By Ron Paul
President Trump recently called the Federal Reserve’s interest rate hikes crazy. Leaving aside President Trump’s specific complaint, which is likely motivated by the belief that low rates will help him win reelection, he is right that “crazy” is a good way to describe the Federal Reserve.
When not forced to use a government-created currency, individuals have historically chosen to use a precious metal such as gold or silver as money. The reasons include that precious metals are durable and their value tends to remain relatively stable over time. A stable currency ensures that prices accurately convey the true value of goods and services.
A main value of a precious metal is it accurately conveys the true price of money, which is the Interest rate. If the interest rate reflects the manipulation of central bankers and not true market conditions, individuals will be unable to properly allocate resources between savings and current consumption.
In contrast to market money, government-created fiat currency is anything but stable.
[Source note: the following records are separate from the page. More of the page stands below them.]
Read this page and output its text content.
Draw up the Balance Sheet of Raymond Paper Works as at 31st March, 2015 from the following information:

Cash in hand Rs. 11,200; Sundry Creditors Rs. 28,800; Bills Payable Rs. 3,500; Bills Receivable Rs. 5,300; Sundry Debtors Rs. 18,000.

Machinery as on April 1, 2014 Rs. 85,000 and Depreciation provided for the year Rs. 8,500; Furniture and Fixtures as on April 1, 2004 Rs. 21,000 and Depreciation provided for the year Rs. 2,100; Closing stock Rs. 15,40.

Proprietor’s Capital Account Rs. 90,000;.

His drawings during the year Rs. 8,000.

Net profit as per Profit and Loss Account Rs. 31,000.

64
Central banks constantly increase and decrease the money supply in an attempt to control the economy by controlling the interest rates. This causes individuals to misread market conditions, leading to a misallocation of resources. This can create an illusion of prosperity. But eventually reality catches up to the Federal Reserve-created fantasies. When that happens, there is a recession or worse, leading the Fed to start the whole boom-and-bust cycle over again.
When central banks create money, those who first get the new money enjoy an increase in purchasing power before the new money causes a real increase in prices. Those who receive the money first are members of the banking and financial elite. By the time the new money reaches the middle class and working class, inflation has set in, so any gain in purchasing power is more than offset by the increase in inflation. Thus, central banking causes income inequality.
Since the Federal Reserve’s creation in 1913, the dollar has lost most of its value. The steady erosion of the dollar’s value punishes savers and rewards those who seek instant gratification even if it requires piling up massive debts. So the Federal Reserve is at least partially to blame for the rise of a culture that devalues thrift.
The very act of creating money and manipulating interest rates distorts the market. Therefore, the Federal Reserve System cannot be fixed with a “rules-based” monetary policy or even with “tying” the Fed-created money supply to the price of gold. It is amazing how many economists who oppose price controls on all other goods support allowing a secretive central bank to control the price of money.
Trusting the Federal Reserve to produce permanent prosperity instead of a boom-and-bust cycle is a textbook example of a popular definition of insanity being repeating the same action in hope of getting different results. The Federal Reserve System is as unworkable and doomed to failure as every other form of central planning.
It is likely that the next Fed-created recession will come sooner rather than later. This could be the major catastrophe that leads to the end of fiat currency. The only way to avoid crisis is to force Congress to end our monetary madness. The first steps are passing the Audit the Fed bill, allowing people to use alternative currencies, and exempting all transactions in precious metals and cryptocurrencies from capital gains taxes and other taxes.
This article was published by RonPaul Institute.